CRISPR Cas9 : How CRISPR can be performed in the lab ?

Introduction

This tutorial provides a comprehensive step-by-step guide on performing CRISPR-Cas9 in the laboratory, based on the video by Animated Biology with Arpan. CRISPR-Cas9 is a revolutionary gene-editing technology that allows for precise modifications to DNA, making it a powerful tool in genetic research, medicine, and biotechnology.

Step 1: Design the Guide RNA

• Identify the target gene you wish to edit.
• Design a guide RNA (gRNA) that matches a specific sequence in the target gene.
• Ensure the gRNA is approximately 20 nucleotides long and includes a protospacer adjacent motif (PAM) sequence (typically "NGG").
• Use online tools and databases to assist in gRNA design.

Step 2: Construct the CRISPR-Cas9 Plasmid

• Obtain the Cas9 nuclease and the designed gRNA sequence.
• Use molecular cloning techniques to insert the gRNA sequence into a plasmid that expresses both the gRNA and Cas9.
• Confirm the successful construction of the plasmid through restriction enzyme digestion and sequencing.

Step 3: Transfect the Target Cells

• Choose an appropriate method for transfecting the plasmid into your target cells (e.g., lipofection, electroporation, or viral delivery).
• Prepare your cells in culture, ensuring they are in the logarithmic growth phase for optimal transfection efficiency.
• Follow the protocols for your chosen transfection method carefully to maximize uptake.

Step 4: Selection and Screening of Edited Cells

• After transfection, allow time for the cells to express the Cas9 and gRNA.
• Apply selection markers (if available) to identify successfully edited cells.
• Use techniques such as PCR and Sanger sequencing to screen for the presence of desired mutations in the target gene.
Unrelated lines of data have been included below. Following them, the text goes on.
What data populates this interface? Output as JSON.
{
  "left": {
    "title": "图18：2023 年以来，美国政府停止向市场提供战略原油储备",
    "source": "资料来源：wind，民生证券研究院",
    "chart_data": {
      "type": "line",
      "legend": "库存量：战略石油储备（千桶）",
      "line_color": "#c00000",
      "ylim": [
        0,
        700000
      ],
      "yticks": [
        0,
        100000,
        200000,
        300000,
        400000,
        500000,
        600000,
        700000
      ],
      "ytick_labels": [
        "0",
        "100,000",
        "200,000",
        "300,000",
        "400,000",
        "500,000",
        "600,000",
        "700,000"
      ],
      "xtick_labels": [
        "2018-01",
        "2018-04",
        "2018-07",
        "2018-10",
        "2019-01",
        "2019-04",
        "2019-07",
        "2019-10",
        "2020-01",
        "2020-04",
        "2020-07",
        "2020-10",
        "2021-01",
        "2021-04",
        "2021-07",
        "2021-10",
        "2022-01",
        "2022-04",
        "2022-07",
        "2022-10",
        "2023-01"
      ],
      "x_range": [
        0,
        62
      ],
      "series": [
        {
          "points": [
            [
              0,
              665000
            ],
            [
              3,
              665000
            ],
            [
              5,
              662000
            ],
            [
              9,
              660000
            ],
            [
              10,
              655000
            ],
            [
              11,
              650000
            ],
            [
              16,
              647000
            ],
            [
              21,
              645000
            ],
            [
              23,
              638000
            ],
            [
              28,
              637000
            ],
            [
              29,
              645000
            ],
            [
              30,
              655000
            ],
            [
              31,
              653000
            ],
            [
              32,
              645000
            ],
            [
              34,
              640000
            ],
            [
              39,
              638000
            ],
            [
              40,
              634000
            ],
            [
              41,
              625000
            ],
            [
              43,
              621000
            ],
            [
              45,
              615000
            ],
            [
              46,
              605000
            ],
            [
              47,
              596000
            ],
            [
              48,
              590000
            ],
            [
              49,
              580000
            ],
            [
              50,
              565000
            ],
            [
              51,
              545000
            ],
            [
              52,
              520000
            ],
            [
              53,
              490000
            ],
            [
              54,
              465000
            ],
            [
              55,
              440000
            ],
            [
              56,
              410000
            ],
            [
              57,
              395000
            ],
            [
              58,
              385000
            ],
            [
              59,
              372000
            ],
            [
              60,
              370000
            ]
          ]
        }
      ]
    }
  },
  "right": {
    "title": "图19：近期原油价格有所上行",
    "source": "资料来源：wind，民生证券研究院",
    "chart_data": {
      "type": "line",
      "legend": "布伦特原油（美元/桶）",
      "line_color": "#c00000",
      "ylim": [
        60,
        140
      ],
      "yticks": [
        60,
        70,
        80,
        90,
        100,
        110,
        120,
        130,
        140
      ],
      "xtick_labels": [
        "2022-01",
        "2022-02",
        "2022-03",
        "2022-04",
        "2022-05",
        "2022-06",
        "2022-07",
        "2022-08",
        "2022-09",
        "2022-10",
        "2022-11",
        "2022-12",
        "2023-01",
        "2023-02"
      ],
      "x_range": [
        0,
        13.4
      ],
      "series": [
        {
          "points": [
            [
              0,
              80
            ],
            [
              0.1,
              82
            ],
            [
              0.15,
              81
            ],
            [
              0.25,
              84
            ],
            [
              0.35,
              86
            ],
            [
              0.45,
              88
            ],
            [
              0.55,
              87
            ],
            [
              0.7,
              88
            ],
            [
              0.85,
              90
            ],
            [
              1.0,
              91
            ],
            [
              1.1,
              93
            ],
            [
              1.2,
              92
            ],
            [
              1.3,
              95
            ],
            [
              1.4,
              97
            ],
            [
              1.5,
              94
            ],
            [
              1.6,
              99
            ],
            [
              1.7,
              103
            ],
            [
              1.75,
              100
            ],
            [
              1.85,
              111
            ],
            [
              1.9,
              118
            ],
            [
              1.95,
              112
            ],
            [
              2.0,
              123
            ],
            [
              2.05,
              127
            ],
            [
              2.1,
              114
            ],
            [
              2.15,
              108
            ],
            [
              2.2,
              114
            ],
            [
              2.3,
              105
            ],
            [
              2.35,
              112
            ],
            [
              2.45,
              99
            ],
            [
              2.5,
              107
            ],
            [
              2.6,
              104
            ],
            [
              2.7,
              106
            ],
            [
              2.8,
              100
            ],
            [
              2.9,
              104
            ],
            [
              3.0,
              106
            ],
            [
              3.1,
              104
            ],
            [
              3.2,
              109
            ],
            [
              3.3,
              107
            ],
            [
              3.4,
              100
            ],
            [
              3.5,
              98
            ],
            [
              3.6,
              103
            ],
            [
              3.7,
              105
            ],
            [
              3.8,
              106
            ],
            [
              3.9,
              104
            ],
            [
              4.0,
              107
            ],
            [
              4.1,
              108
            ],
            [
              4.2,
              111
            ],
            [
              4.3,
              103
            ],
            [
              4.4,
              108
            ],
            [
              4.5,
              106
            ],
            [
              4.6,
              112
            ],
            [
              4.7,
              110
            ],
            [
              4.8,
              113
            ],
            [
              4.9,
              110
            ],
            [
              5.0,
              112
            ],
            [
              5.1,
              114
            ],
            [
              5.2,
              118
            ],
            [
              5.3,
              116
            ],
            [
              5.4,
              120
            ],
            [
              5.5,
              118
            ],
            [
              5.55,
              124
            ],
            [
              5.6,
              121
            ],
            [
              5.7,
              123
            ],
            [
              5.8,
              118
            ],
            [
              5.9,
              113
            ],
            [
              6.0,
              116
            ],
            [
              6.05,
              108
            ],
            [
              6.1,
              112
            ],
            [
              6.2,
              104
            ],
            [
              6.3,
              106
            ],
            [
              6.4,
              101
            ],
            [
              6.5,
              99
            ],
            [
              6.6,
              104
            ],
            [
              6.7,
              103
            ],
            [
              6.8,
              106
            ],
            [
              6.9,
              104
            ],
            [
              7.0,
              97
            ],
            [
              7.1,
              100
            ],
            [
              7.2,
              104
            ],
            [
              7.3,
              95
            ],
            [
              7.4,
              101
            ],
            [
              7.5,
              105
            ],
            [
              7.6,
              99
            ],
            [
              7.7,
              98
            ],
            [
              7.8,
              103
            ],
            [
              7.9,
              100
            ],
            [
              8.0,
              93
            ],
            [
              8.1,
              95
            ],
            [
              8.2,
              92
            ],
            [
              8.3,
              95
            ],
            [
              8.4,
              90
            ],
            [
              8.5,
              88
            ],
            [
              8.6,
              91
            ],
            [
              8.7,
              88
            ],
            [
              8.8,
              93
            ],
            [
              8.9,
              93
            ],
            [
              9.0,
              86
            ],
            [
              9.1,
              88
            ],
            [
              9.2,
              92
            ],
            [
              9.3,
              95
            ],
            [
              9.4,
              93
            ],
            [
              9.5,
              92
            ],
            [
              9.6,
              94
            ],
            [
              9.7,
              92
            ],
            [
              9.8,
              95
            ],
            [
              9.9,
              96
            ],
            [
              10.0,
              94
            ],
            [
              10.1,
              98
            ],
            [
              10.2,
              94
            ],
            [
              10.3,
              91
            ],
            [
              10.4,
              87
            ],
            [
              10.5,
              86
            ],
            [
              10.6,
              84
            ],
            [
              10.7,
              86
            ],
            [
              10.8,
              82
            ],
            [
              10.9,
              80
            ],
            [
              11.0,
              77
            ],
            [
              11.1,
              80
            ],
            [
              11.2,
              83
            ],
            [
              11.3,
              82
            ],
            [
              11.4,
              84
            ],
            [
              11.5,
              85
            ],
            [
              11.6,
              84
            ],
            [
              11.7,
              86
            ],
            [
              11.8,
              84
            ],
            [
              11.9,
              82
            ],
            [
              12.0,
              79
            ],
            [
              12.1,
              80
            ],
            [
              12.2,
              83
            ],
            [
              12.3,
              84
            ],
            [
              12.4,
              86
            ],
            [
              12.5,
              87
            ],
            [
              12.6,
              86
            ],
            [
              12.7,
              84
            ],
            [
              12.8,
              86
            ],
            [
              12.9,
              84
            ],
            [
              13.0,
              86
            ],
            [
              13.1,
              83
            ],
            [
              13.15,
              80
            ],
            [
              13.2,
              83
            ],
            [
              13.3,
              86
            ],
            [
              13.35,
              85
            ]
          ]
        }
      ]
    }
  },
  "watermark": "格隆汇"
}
Step 5: Validate the Gene Editing

• Validate the intended edit by performing additional sequencing on the target region.
• Assess the efficiency of the edit and check for off-target effects using methods such as T7 endonuclease I assay or whole-genome sequencing.
• Analyze the phenotypic changes resulting from the gene edit to confirm functional impact.

Conclusion

In this tutorial, we covered the essential steps for performing CRISPR-Cas9 in the laboratory, from designing the gRNA to validating gene edits. Understanding these steps is crucial for researchers looking to harness this powerful gene-editing technology. As a next step, consider exploring applications of CRISPR-Cas9 in your area of study, or review the latest advancements in CRISPR technology to stay updated on best practices and innovations.